The news doesn't stop when you go away for a few days so here are a couple of things that happened while I was gone that I can't get out of my head:
From a story in USA Today, about the recovery efforts underway in Haiti, the world has provided over $8 billion in aid to Haiti since 1969. So what does the world have to show for all this money and effort in raising the living standard in one of the poorest countries on earth? Haiti's unemployment rate, before this latest disaster, is 25% higher than it was in 1969. This is what culminates when you mix massive amounts of money with a plethora of unfocused and uncoordinated agencies and organizations run at the behest and oversight of corrupt officials.
Speaking of colossal failure and mismanagement on a grand scale, on Morning Joe earlier this week, Melissa Harris-Lacewell, an associate professor of Politics and African-American studies at Princeton University, and a regular guest on the show, said that African-American politicians, like Barack Obama, often find themselves elected to high office in places that have been "hollowed out" by greedy corporations and poor urban planning. She used this president and the City of Detroit as examples. This statement went unchallenged by everyone on the panel. Just for the record Ms. Harris-Lacewell, Detroit had the highest per capita income in 1950. It was a great American city until President Lyndon Johnson's Great Society and the riots of 1967 drove whites to the suburbs. Since then, Detroit has been a model of progressive government; a living wage, militant school and public employee unions, and a tax system that aggressively redistributes income from businesses and the wealthy to the poor and government bureaucracies. Often dubbed the most liberal city in America, Detroit was hardly "hollowed out" before Coleman Young became mayor in 1974.
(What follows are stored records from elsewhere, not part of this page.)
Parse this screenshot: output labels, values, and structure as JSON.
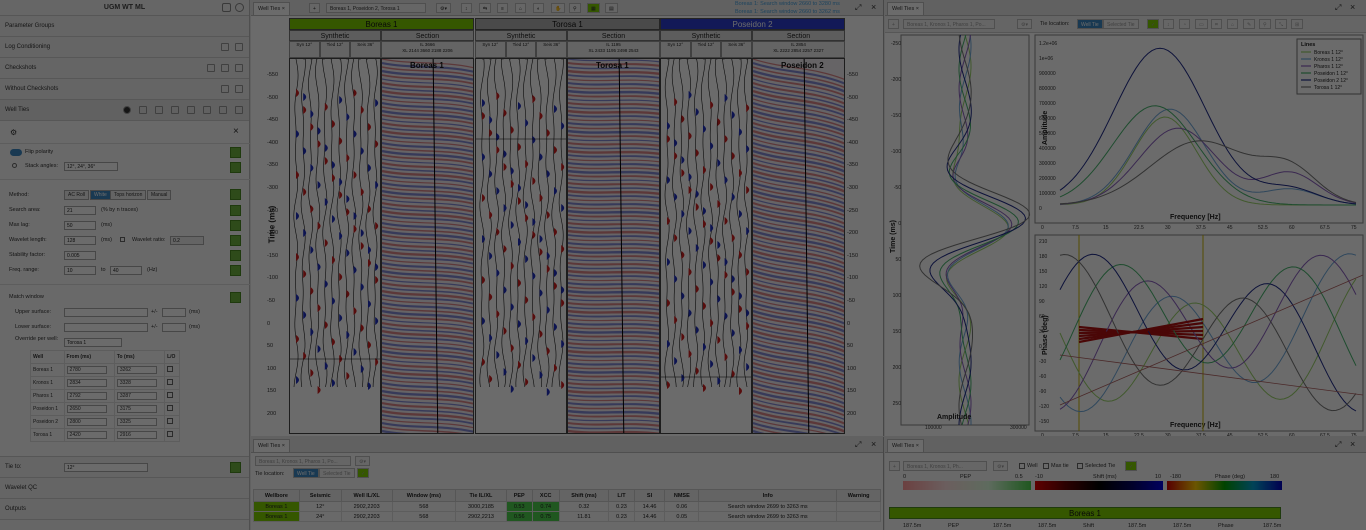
{
  "app": {
    "title": "UGM WT ML"
  },
  "sidebar": {
    "sections": [
      "Parameter Groups",
      "Log Conditioning",
      "Checkshots",
      "Without Checkshots",
      "Well Ties",
      "Tie to:",
      "Wavelet QC",
      "Outputs"
    ],
    "flip_polarity": "Flip polarity",
    "stack_angles_label": "Stack angles:",
    "stack_angles_value": "12°, 24°, 36°",
    "method_label": "Method:",
    "methods": [
      "AC Roll",
      "White",
      "Tops horizon",
      "Manual"
    ],
    "search_area_label": "Search area:",
    "search_area_value": "21",
    "search_area_unit": "(% by n traces)",
    "max_lag_label": "Max lag:",
    "max_lag_value": "50",
    "max_lag_unit": "(ms)",
    "wavelet_length_label": "Wavelet length:",
    "wavelet_length_value": "128",
    "wavelet_length_unit": "(ms)",
    "wavelet_ratio_label": "Wavelet ratio:",
    "wavelet_ratio_value": "0.2",
    "stability_label": "Stability factor:",
    "stability_value": "0.005",
    "freq_label": "Freq. range:",
    "freq_from": "10",
    "freq_to_label": "to",
    "freq_to": "40",
    "freq_unit": "(Hz)",
    "match_window": "Match window",
    "upper_surface": "Upper surface:",
    "lower_surface": "Lower surface:",
    "pm": "+/-",
    "pm_unit": "(ms)",
    "override_label": "Override per well:",
    "override_value": "Torosa 1",
    "table_headers": [
      "Well",
      "From (ms)",
      "To (ms)",
      "L/O"
    ],
    "table_rows": [
      [
        "Boreas 1",
        "2780",
        "3262"
      ],
      [
        "Kronos 1",
        "2834",
        "3328"
      ],
      [
        "Pharos 1",
        "2792",
        "3287"
      ],
      [
        "Poseidon 1",
        "2650",
        "3175"
      ],
      [
        "Poseidon 2",
        "2800",
        "3325"
      ],
      [
        "Torosa 1",
        "2420",
        "2916"
      ]
    ],
    "tie_to_value": "12°"
  },
  "center": {
    "tab": "Well Ties",
    "wells_dropdown": "Boreas 1, Poseidon 2, Torosa 1",
    "status_line1": "Boreas 1: Search window 2660 to 3280 ms",
    "status_line2": "Boreas 1: Search window 2660 to 3262 ms",
    "ylabel": "Time (ms)",
    "panels": [
      {
        "name": "Boreas 1",
        "color": "#7fd000",
        "synthetic": "Synthetic",
        "section": "Section",
        "overlay": "Boreas 1",
        "iline": "IL 3666",
        "xline": "XL 2144",
        "sect_hdr": "3660 2188 2206"
      },
      {
        "name": "Torosa 1",
        "color": "#b0b0b0",
        "synthetic": "Synthetic",
        "section": "Section",
        "overlay": "Torosa 1",
        "iline": "IL 1195",
        "xline": "XL 2433",
        "sect_hdr": "1195 2498 2543"
      },
      {
        "name": "Poseidon 2",
        "color": "#2a3bd0",
        "synthetic": "Synthetic",
        "section": "Section",
        "overlay": "Poseidon 2",
        "iline": "IL 2854",
        "xline": "XL 2222",
        "sect_hdr": "2854 2257 2327"
      }
    ],
    "syn_cols": [
      "Syn 12°",
      "Tied 12°",
      "Seis 36°"
    ],
    "left_ticks": [
      "-550",
      "-500",
      "-450",
      "-400",
      "-350",
      "-300",
      "-250",
      "-200",
      "-150",
      "-100",
      "-50",
      "0",
      "50",
      "100",
      "150",
      "200"
    ],
    "right_ticks": [
      "-550",
      "-500",
      "-450",
      "-400",
      "-350",
      "-300",
      "-250",
      "-200",
      "-150",
      "-100",
      "-50",
      "0",
      "50",
      "100",
      "150",
      "200"
    ]
  },
  "right": {
    "tab": "Well Ties",
    "dropdown": "Boreas 1, Kronos 1, Pharos 1, Po...",
    "tie_location": "Tie location:",
    "well_tie_btn": "Well Tie",
    "selected_tie_btn": "Selected Tie",
    "time_label": "Time (ms)",
    "amp_label": "Amplitude",
    "amp_ticks": [
      "100000",
      "300000"
    ],
    "amplitude_ylabel": "Amplitude",
    "freq_label": "Frequency [Hz]",
    "phase_label": "Phase (deg)",
    "freq_ticks": [
      "0",
      "7.5",
      "15",
      "22.5",
      "30",
      "37.5",
      "45",
      "52.5",
      "60",
      "67.5",
      "75"
    ],
    "amp_y_ticks": [
      "1.2e+06",
      "1e+06",
      "900000",
      "800000",
      "700000",
      "600000",
      "500000",
      "400000",
      "300000",
      "200000",
      "100000",
      "0"
    ],
    "phase_y_ticks": [
      "210",
      "180",
      "150",
      "120",
      "90",
      "60",
      "30",
      "0",
      "-30",
      "-60",
      "-90",
      "-120",
      "-150"
    ],
    "time_ticks": [
      "-250",
      "-200",
      "-150",
      "-100",
      "-50",
      "0",
      "50",
      "100",
      "150",
      "200",
      "250"
    ],
    "legend_title": "Lines",
    "legend": [
      {
        "name": "Boreas 1 12°",
        "color": "#9ad36a"
      },
      {
        "name": "Kronos 1 12°",
        "color": "#6fa8dc"
      },
      {
        "name": "Pharos 1 12°",
        "color": "#8a5fbf"
      },
      {
        "name": "Poseidon 1 12°",
        "color": "#48b56e"
      },
      {
        "name": "Poseidon 2 12°",
        "color": "#1e2a8a"
      },
      {
        "name": "Torosa 1 12°",
        "color": "#777777"
      }
    ]
  },
  "bottom": {
    "tab": "Well Ties",
    "dropdown": "Boreas 1, Kronos 1, Pharos 1, Po...",
    "tie_location": "Tie location:",
    "well_tie_btn": "Well Tie",
    "selected_tie_btn": "Selected Tie",
    "headers": [
      "Wellbore",
      "Seismic",
      "Well IL/XL",
      "Window (ms)",
      "Tie IL/XL",
      "PEP",
      "XCC",
      "Shift (ms)",
      "L/T",
      "SI",
      "NMSE",
      "Info",
      "Warning"
    ],
    "rows": [
      [
        "Boreas 1",
        "12°",
        "2902,2203",
        "568",
        "3000,2185",
        "0.53",
        "0.74",
        "0.32",
        "0.23",
        "14.46",
        "0.06",
        "Search window 2699 to 3263 ms",
        ""
      ],
      [
        "Boreas 1",
        "24°",
        "2902,2203",
        "568",
        "2902,2213",
        "0.56",
        "0.75",
        "11.81",
        "0.23",
        "14.46",
        "0.05",
        "Search window 2699 to 3263 ms",
        ""
      ]
    ]
  },
  "bottom_right": {
    "tab": "Well Ties",
    "dropdown": "Boreas 1, Kronos 1, Ph...",
    "well_chk": "Well",
    "max_tie_chk": "Max tie",
    "selected_tie_chk": "Selected Tie",
    "pep_label": "PEP",
    "pep_range": [
      "0",
      "0.5"
    ],
    "shift_label": "Shift (ms)",
    "shift_range": [
      "-10",
      "10"
    ],
    "phase_label": "Phase (deg)",
    "phase_range": [
      "-180",
      "180"
    ],
    "banner": "Boreas 1",
    "col_labels": [
      "187.5m",
      "PEP",
      "187.5m",
      "187.5m",
      "Shift",
      "187.5m",
      "187.5m",
      "Phase",
      "187.5m"
    ]
  }
}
From last week's State of the Union speech by President Obama, he reeled off a bunch of policy initiatives like additional tax cuts, pro-business plans and home grown energy development for oil. coal, and nuclear power that sounded eerily familiar to conservatives. Although we've heard such rhetoric before, is this an embrace of the policies of the past? Are the very policies he demagogued on the road to the White House his salvation? We shall see.